Rogers Park is launching its smart policing technology program this week with the hope that it’ll help curb crime.
The launch of the police tech program in the Rogers Park neighborhood, the 24th Chicago Police Department (CPD) district, was announced by Alderman Joe Moore (49th) Feb. 4. Moore announced the initial changes in October 2018.
Coming to the neighborhood: more high-definition security cameras, mobile phones for cops equipped with crime analysis software, license plate readers in police vehicles and a high-tech support center stocked with screens that’ll feature crime data analysis software and extensive backgrounding tools.
The changes were fast-tracked after two unsolved back-to-back homicides shook the neighborhood in the early fall, Moore said.
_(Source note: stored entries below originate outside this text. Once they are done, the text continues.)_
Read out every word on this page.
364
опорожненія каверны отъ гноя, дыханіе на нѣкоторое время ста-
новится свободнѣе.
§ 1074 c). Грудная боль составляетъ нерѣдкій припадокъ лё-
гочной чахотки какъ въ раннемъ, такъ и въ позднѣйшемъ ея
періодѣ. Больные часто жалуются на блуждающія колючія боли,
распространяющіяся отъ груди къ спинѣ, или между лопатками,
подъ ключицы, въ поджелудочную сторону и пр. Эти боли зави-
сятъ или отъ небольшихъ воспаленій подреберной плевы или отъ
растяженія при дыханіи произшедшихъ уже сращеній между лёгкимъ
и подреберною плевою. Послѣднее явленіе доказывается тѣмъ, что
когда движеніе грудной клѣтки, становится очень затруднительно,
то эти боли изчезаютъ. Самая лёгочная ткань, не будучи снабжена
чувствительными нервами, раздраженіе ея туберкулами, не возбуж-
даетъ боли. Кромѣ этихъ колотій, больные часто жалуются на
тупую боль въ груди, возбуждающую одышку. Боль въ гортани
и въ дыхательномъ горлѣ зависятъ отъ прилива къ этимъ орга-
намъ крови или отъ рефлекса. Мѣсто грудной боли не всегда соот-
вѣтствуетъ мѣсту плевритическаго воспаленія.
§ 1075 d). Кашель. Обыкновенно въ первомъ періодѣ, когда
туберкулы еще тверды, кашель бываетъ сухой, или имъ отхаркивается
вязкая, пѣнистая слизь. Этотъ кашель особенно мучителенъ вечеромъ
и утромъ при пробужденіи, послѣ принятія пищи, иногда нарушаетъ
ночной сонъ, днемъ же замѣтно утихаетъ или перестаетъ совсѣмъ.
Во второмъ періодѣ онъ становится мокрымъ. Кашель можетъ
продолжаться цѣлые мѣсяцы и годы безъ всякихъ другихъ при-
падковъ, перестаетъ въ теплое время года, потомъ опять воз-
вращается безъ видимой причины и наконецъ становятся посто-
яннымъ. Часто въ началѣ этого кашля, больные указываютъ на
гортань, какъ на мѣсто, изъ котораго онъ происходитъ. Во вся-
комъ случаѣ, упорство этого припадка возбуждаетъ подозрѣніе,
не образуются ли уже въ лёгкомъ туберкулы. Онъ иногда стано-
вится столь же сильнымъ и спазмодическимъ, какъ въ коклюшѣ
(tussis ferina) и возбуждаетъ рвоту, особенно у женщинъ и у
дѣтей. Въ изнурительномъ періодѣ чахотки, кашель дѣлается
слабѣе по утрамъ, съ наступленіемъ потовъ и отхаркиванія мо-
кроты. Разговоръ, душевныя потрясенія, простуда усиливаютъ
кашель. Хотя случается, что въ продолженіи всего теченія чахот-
Police believe the same killer shot both victims, and the case has prompted the largest reward for a homicide in Chicago history.
“At my request, Mayor Emanuel and the Police Department moved up the timetable for the installation of the smart policing strategy in the 24th District,” Moore wrote in a statement posted to the Ward 49 website.
CPD chose to expand its smart policing program to the 24th District after it saw successful rollouts in the 7th, 11th and 12th districts on the West and Near West sides of the city, where CPD has reported reductions in violent crimes such as shootings, murders, carjackings and armed robberies.
Loyola calls Rogers Park its home, and its students haven’t been spared from being victims of such crimes. Armed robberies, batteries and shootings have all been reported by Loyola students in recent years.
And notably, a Northwestern University graduate student was shot and killed as the unintentional victim of a gang-related shooting in September. The reward for information related to solving that case was recently raised to $12,000.
For the security cameras, Moore said they will record in high-definition, and there will be more of them. The number of cameras capturing incidents around the neighborhood was a concern after scant footage of the suspect in those two Rogers Park homicides was found when police canvassed the areas’ cameras.
The support center will be located on in the 6400 block of Clark Street and will always be staffed with a uniformed District Intelligence Officer. Their job will be to watch the cameras — ones installed by the police department and others CPD’s been granted access to by private citizens and public agencies.
The cameras will only be focused on outdoor areas in the public way to protect privacy, Moore’s statement read.
The District Intelligence Officer will also answer calls and make decisions on where to send police with the hope of increasing police response times.
Additionally, a team from the University of Chicago Crime Lab will examine crime trends and deliver up-to-date information to the intelligence officer and to police on the streets.
Police patrolling the 24th District will now be issued mobile phones with access to that up-to-date crime data and historical trends so that they’re adjusting where they patrol in real-time and from day to day.
The license plate reader vehicles coming to the neighborhood will automatically run plates against a database of stolen and wanted cars to aid police in curbing carjackings and locating suspects.
It’s not all tech, though. Moore stressed in his statement that the city would also continue to invest in youth programs to keep at-risk kids off the street and out of trouble.
The tech will hopefully continue a decline in crime in Rogers Park, Moore said. Moore, citing CPD statistics, said crime in the 49th Ward was down 12.7 percent in 2018 compared with 2017. January 2019, additionally, had a 43.4 percent drop in crime compared with January 2018, Moore said.
CPD public information officer Howard Ludwig said the 24th District experienced a three percent drop in crime from 2017 to 2018.